Earlier this year, Jacqueline A. Berrien, chair of the Equal Employment Opportunity Commission (EEOC), stated: “We have come a long way since the days when gender-based inequities in access to jobs and payment of wages were sanctioned by law, but studies show that a significant portion of the wage disparity cannot be explained by differences in experience, specific work performed, education or other non-discriminatory factors. This persistent disparity is a stark reminder that the EEOC’s work to end every form of sex discrimination in the workplace—including compensation discrimination—is still unfinished business.”

You should heed these types of public comments as a reminder of what you can do to stay ahead. First, don’t wait for a charge of gender-based compensation discrimination to review your compensation practices. Instead, be proactive and audit your compensation practices to identify and address any compensation differences that cannot be explained based upon differences in non-discriminatory factors such as work experience, actual work performed or education.

Next, make sure that senior management has bought into the audit process so that compensation differences that cannot be explained by non-discriminatory factors are addressed. Third, hire outside counsel to provide legal assistance with the audit so that the process and findings can be best positioned to be protected under the attorney-client privilege and the attorney work product privilege.

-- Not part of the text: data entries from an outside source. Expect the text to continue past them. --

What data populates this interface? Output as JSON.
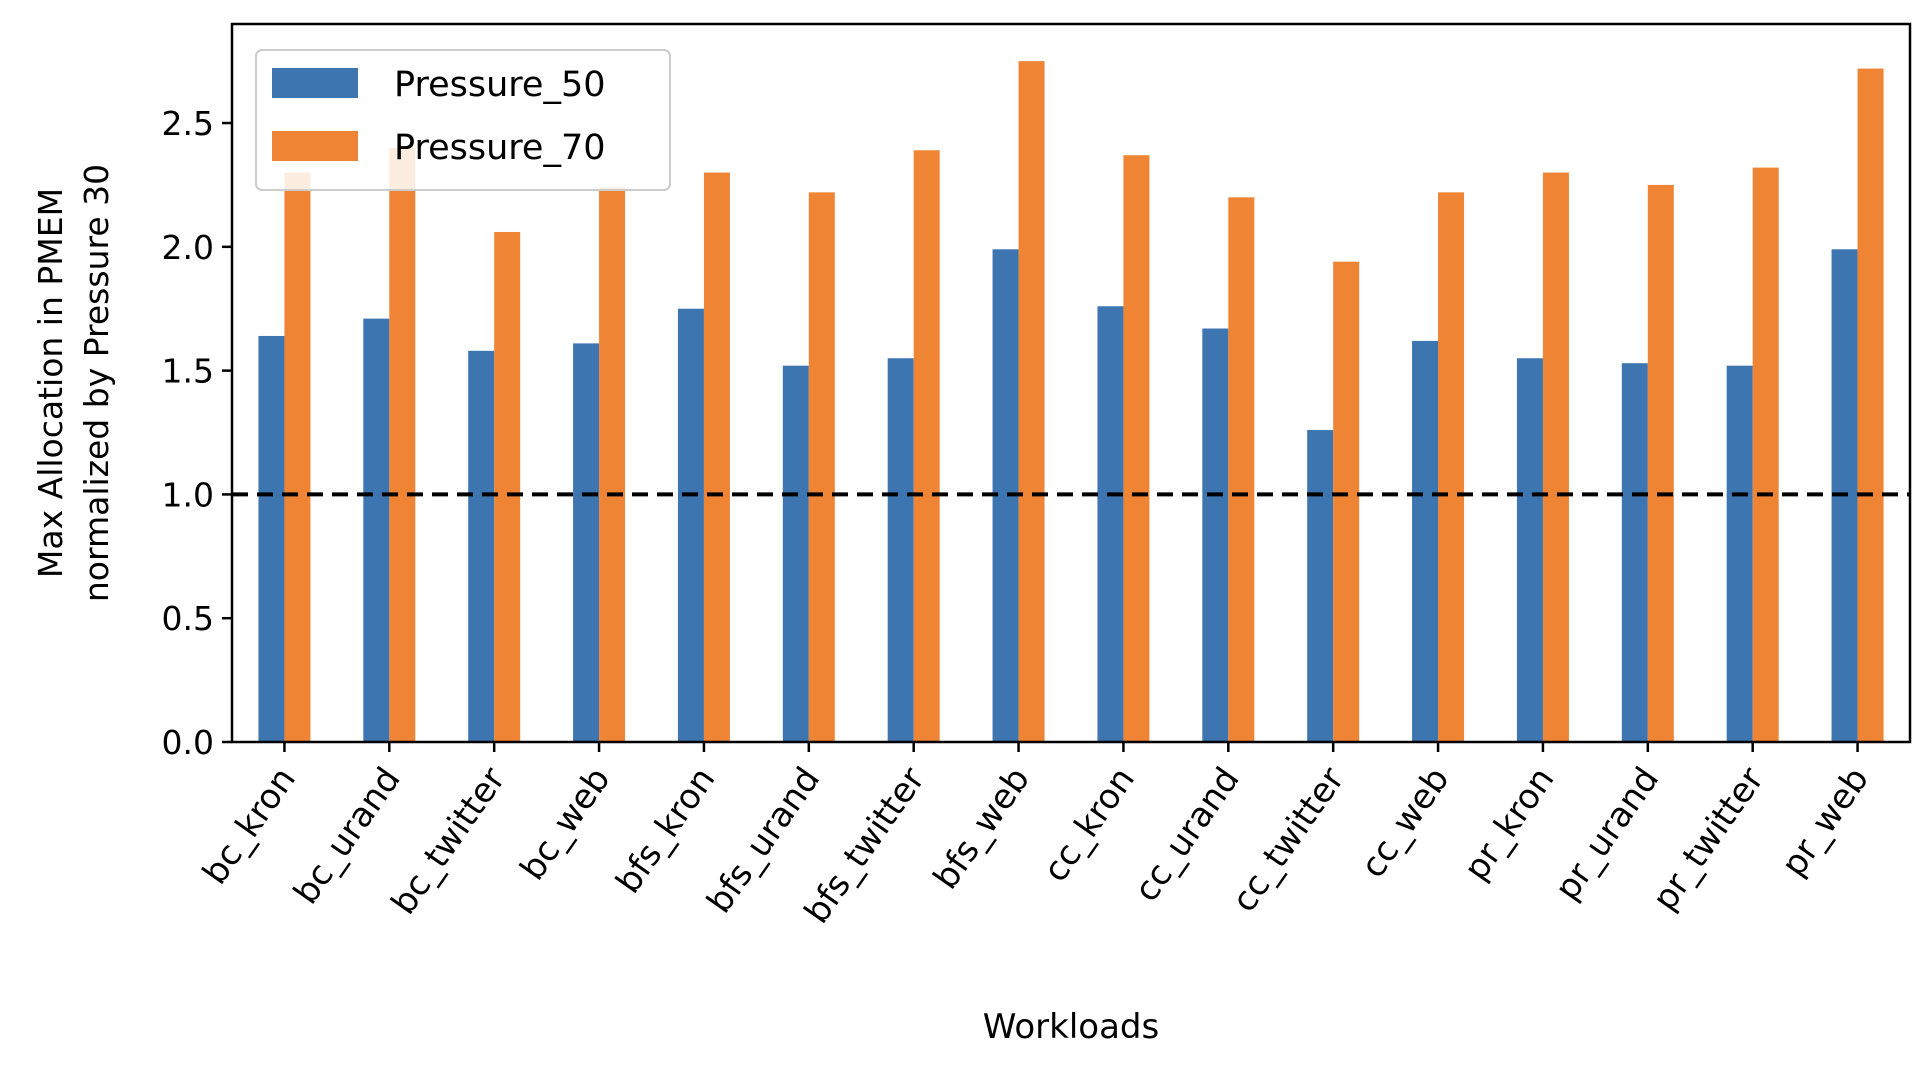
{
  "chart_data": {
    "type": "bar",
    "xlabel": "Workloads",
    "ylabel_lines": [
      "Max Allocation in PMEM",
      "normalized by Pressure 30"
    ],
    "categories": [
      "bc_kron",
      "bc_urand",
      "bc_twitter",
      "bc_web",
      "bfs_kron",
      "bfs_urand",
      "bfs_twitter",
      "bfs_web",
      "cc_kron",
      "cc_urand",
      "cc_twitter",
      "cc_web",
      "pr_kron",
      "pr_urand",
      "pr_twitter",
      "pr_web"
    ],
    "series": [
      {
        "name": "Pressure_50",
        "color": "#3c75b0",
        "values": [
          1.64,
          1.71,
          1.58,
          1.61,
          1.75,
          1.52,
          1.55,
          1.99,
          1.76,
          1.67,
          1.26,
          1.62,
          1.55,
          1.53,
          1.52,
          1.99
        ]
      },
      {
        "name": "Pressure_70",
        "color": "#ee8434",
        "values": [
          2.3,
          2.4,
          2.06,
          2.24,
          2.3,
          2.22,
          2.39,
          2.75,
          2.37,
          2.2,
          1.94,
          2.22,
          2.3,
          2.25,
          2.32,
          2.72
        ]
      }
    ],
    "yticks": [
      "0.0",
      "0.5",
      "1.0",
      "1.5",
      "2.0",
      "2.5"
    ],
    "ylim": [
      0,
      2.9
    ],
    "reference_line": {
      "y": 1.0,
      "style": "dashed",
      "color": "#000000"
    },
    "legend_position": "top-left",
    "grid": false
  }
}
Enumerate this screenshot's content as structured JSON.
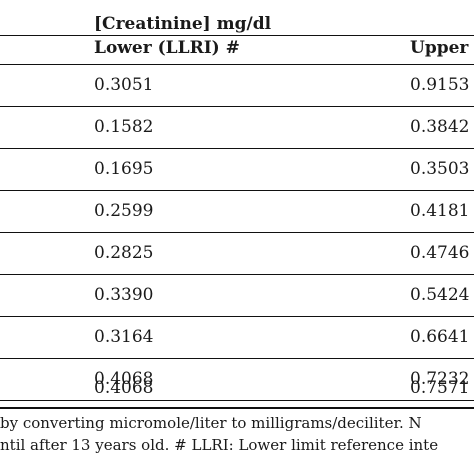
{
  "table": {
    "group_header": "[Creatinine] mg/dl",
    "columns": {
      "lower": "Lower (LLRI) #",
      "upper": "Upper"
    },
    "rows": [
      {
        "lower": "0.3051",
        "upper": "0.9153"
      },
      {
        "lower": "0.1582",
        "upper": "0.3842"
      },
      {
        "lower": "0.1695",
        "upper": "0.3503"
      },
      {
        "lower": "0.2599",
        "upper": "0.4181"
      },
      {
        "lower": "0.2825",
        "upper": "0.4746"
      },
      {
        "lower": "0.3390",
        "upper": "0.5424"
      },
      {
        "lower": "0.3164",
        "upper": "0.6641"
      },
      {
        "lower": "0.4068",
        "upper": "0.7232"
      },
      {
        "lower": "0.4068",
        "upper": "0.7571"
      }
    ]
  },
  "footnote": {
    "line1": "by converting micromole/liter to milligrams/deciliter. N",
    "line2": "ntil after 13 years old. # LLRI: Lower limit reference inte"
  }
}
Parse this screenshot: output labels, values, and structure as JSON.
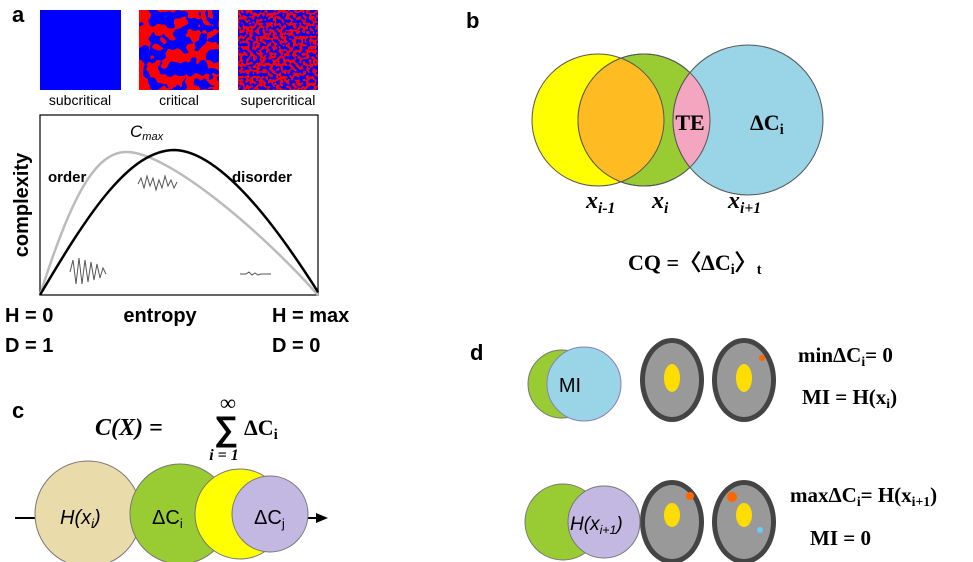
{
  "a": {
    "label": "a",
    "states": [
      "subcritical",
      "critical",
      "supercritical"
    ],
    "y_label": "complexity",
    "peak": [
      "C",
      "max"
    ],
    "regions": [
      "order",
      "disorder"
    ],
    "x_label": "entropy",
    "left": [
      "H = 0",
      "D = 1"
    ],
    "right": [
      "H = max",
      "D = 0"
    ]
  },
  "b": {
    "label": "b",
    "overlap": "TE",
    "delta": [
      "ΔC",
      "i"
    ],
    "nodes": [
      [
        "x",
        "i-1"
      ],
      [
        "x",
        "i"
      ],
      [
        "x",
        "i+1"
      ]
    ],
    "formula": [
      "CQ =〈ΔC",
      "i",
      "〉",
      "t"
    ]
  },
  "c": {
    "label": "c",
    "formula": {
      "lhs": "C(X) =",
      "sum": "∑",
      "upper": "∞",
      "lower": "i = 1",
      "term": [
        "ΔC",
        "i"
      ]
    },
    "circles": [
      [
        "H(x",
        "i",
        ")"
      ],
      [
        "ΔC",
        "i"
      ],
      [
        "ΔC",
        "j"
      ]
    ]
  },
  "d": {
    "label": "d",
    "rows": [
      {
        "venn": [
          "MI"
        ],
        "equations": [
          [
            "minΔC",
            "i",
            "= 0"
          ],
          [
            "MI = H(x",
            "i",
            ")"
          ]
        ]
      },
      {
        "venn": [
          "H(x",
          "i+1",
          ")"
        ],
        "equations": [
          [
            "maxΔC",
            "i",
            "= H(x",
            "i+1",
            ")"
          ],
          [
            "MI = 0"
          ]
        ]
      }
    ]
  }
}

The following steps should be included in an audit:

  • Review, by position, the compensation paid to all employees
  • If you discover compensation differences between men and women holding the same position, conduct a more detailed review to determine the reasons for any differences in compensation including starting salaries, tenure, educational background, performance ratings, geographic pay differences or any other non-discriminatory factor
  • If you discover compensation differences that cannot be explained based upon any of the above non-discriminatory factors, make the decision to adjust the salary of the lower compensated employee during the next salary review process

Conducting the audit and addressing any compensation differences between men and women alone will not insulate you from EEOC scrutiny, but it will best position you to defend against a charge of gender-based compensation and avoid being a part of the EEOC’s unfinished business agenda.